In another embodiment of the invention, the device comprises a plurality of hard drives, each of which includes an electrical connector, a hard drive connecting means for connecting the hard drives to one another in a stack having a first end and a second end, a housing for containing and hermetically sealing the hard drives, and a housing connecting means for connecting the first end and the second end of the hard drive stack to the housing. Each hard drive can include a hard drive electrical connector. The device can include an electrical terminal means for mounting the housing directly to a circuit board and a connecting lead for electrically connecting the electrical terminal means to the hard drive electrical connector.

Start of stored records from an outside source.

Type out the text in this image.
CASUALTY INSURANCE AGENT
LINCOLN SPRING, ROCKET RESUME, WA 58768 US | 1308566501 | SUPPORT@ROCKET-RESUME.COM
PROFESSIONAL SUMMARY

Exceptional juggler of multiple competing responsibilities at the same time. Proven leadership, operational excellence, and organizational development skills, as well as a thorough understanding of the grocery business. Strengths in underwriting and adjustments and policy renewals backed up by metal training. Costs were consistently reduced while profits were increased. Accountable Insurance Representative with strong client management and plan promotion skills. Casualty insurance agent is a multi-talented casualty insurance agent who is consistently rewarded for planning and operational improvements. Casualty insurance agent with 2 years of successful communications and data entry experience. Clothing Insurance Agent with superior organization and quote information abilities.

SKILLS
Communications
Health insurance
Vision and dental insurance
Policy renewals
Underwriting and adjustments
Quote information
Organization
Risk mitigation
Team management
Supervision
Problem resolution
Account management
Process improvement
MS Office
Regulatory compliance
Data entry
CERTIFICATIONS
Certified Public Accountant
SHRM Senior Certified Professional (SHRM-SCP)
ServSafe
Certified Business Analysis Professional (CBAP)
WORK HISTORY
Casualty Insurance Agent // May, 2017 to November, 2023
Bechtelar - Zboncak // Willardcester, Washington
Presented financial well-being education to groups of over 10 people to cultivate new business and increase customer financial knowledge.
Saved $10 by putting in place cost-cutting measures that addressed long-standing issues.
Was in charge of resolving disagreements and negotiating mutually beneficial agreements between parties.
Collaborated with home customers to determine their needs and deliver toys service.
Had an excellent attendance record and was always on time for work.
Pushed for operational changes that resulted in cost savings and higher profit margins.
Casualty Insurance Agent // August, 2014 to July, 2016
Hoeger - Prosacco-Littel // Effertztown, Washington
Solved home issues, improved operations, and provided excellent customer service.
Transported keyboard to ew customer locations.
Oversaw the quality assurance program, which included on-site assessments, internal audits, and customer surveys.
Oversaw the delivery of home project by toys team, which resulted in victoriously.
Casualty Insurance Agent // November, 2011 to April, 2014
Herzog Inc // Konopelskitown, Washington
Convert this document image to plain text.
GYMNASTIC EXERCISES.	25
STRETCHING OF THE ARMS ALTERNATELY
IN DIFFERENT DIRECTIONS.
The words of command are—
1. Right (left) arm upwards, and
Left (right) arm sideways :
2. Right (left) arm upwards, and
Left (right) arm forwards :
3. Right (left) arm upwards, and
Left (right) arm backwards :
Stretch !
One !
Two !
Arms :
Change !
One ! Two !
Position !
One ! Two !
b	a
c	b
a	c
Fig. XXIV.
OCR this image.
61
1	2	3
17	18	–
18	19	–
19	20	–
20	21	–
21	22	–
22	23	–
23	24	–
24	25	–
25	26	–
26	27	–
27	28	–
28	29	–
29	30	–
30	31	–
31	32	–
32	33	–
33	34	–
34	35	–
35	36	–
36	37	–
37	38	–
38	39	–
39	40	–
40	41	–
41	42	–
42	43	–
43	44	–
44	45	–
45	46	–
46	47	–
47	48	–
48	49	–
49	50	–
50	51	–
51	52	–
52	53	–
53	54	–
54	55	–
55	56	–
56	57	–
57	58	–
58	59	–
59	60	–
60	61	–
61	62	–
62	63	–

In another embodiment of the invention, the device comprises at least one hard drive and electrical terminal means for electrically connecting and mounting the hard drive directly to a circuit board. Each hard drive can also include a hard drive electrical connector. The device can include a connecting lead for electrically connecting the electrical terminal means to the hard drive electrical connector.
In yet another embodiment of the invention, the device comprises at least one hard drive and a housing for containing and hermetically sealing the hard drive or hard drives. The hard drives can be microdrives. The housing can include a top section and a bottom section that is hermetically sealed to the top section.
The device of the present invention overcomes the limitations associated with the hard drives known in the art. The device of the present invention provides a hard drive component for electronic data storage that can be mounted directly to a circuit board in the same fashion that other electrical components such as integrated circuits are mounted to circuit boards, thereby saving space. The device of the present invention also provides a hard drive component for electronic data storage that is contained within a hermetically sealed container. Because the housing is hermetically sealed, the air pressure inside the housing remains constant, regardless of the air pressure of the surrounding environment. Therefore, the hard drive component can be used in applications where the environmental air pressure varies. The sealed housing also prevents contamination of the hard drives from the environment by micro-particles such as dust. The device of the present invention also provides a hard drive component for electronic data storage that has increased storage capacity because several hard drives are stacked into a single unit. The resulting stack of hard drives consume less space than would independently installed hard drives. The device of the present invention also provides a hard drive component for electronic data storage in which several hard drives are combined into a single unit that interfaces with the computer via a single hard drive controller, thereby reducing cost and decreasing the physical space the hard drive component consumes.